The subproof is completed by applying H3.
The subproof is completed by applying H4.
The subproof is completed by applying H5.
Apply H1 with
x3,
x1 x4 x5,
λ x6 x7 . x1 (x1 x3 x4) x5 = x6 leaving 3 subgoals.
The subproof is completed by applying H3.
Apply H0 with
x4,
x5 leaving 2 subgoals.
The subproof is completed by applying H4.
The subproof is completed by applying H5.
Apply H2 with
x3,
x4,
x5 leaving 3 subgoals.
The subproof is completed by applying H3.
The subproof is completed by applying H4.
The subproof is completed by applying H5.
Let x1 of type ι → ι → ι be given.
Assume H1: ∀ x2 . x2 ∈ x0 ⟶ ∀ x3 . x3 ∈ x0 ⟶ x1 x2 x3 ∈ x0.
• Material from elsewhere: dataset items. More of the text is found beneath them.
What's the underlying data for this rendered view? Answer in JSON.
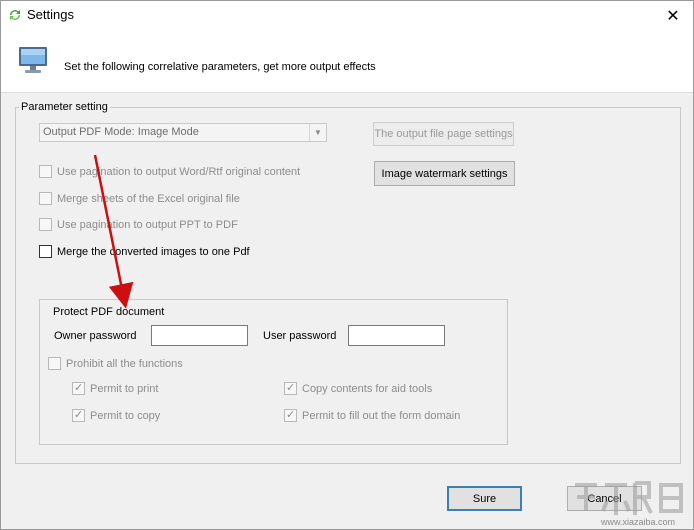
{
  "window": {
    "title": "Settings",
    "close_glyph": "✕",
    "icons": {
      "app": "refresh-arrows-icon",
      "close": "close-icon",
      "header": "monitor-icon"
    }
  },
  "header": {
    "description": "Set the following correlative parameters, get more output effects"
  },
  "parameter_setting": {
    "legend": "Parameter setting",
    "output_mode": {
      "selected": "Output PDF Mode: Image Mode"
    },
    "buttons": {
      "page_settings": "The output file page settings",
      "watermark": "Image watermark settings"
    },
    "options": [
      {
        "label": "Use pagination to output Word/Rtf original content",
        "checked": false,
        "enabled": false
      },
      {
        "label": "Merge sheets of the Excel original file",
        "checked": false,
        "enabled": false
      },
      {
        "label": "Use pagination to output PPT to PDF",
        "checked": false,
        "enabled": false
      },
      {
        "label": "Merge the converted images to one Pdf",
        "checked": false,
        "enabled": true
      }
    ]
  },
  "protect_pdf": {
    "legend": "Protect PDF document",
    "owner_password_label": "Owner password",
    "owner_password_value": "",
    "user_password_label": "User password",
    "user_password_value": "",
    "prohibit_all": {
      "label": "Prohibit all the functions",
      "checked": false
    },
    "permissions": [
      {
        "label": "Permit to print",
        "checked": true
      },
      {
        "label": "Copy contents for aid tools",
        "checked": true
      },
      {
        "label": "Permit to copy",
        "checked": true
      },
      {
        "label": "Permit to fill out the form domain",
        "checked": true
      }
    ]
  },
  "footer": {
    "ok_label": "Sure",
    "cancel_label": "Cancel"
  },
  "watermark": {
    "url": "www.xiazaiba.com"
  },
  "colors": {
    "annotation_arrow": "#cc1010",
    "default_button_border": "#3c7fb1"
  }
}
Let x2 of type ι → ι → ι be given.
Assume H2: ∀ x3 . x3 ∈ x0 ⟶ ∀ x4 . x4 ∈ x0 ⟶ x1 x3 x4 = x2 x3 x4.
Apply prop_ext_2 with
28b0a.. x0 x2,
28b0a.. x0 x1 leaving 2 subgoals.
Apply L0 with
x2,
x1 leaving 2 subgoals.
Let x3 of type ι be given.
Assume H3: x3 ∈ x0.
Let x4 of type ι be given.
Assume H4: x4 ∈ x0.
Apply H2 with
x3,
x4,
λ x5 x6 . x5 ∈ x0 leaving 3 subgoals.
The subproof is completed by applying H3.
The subproof is completed by applying H4.
Apply H1 with
x3,
x4 leaving 2 subgoals.
The subproof is completed by applying H3.
The subproof is completed by applying H4.
Let x3 of type ι be given.
Assume H3: x3 ∈ x0.
Let x4 of type ι be given.
Assume H4: x4 ∈ x0.
Let x5 of type ι → ι → ο be given.
Apply H2 with
x3,
x4,
λ x6 x7 . x5 x7 x6 leaving 2 subgoals.
The subproof is completed by applying H3.
The subproof is completed by applying H4.
Apply L0 with
x1,
x2 leaving 2 subgoals.
The subproof is completed by applying H1.
The subproof is completed by applying H2.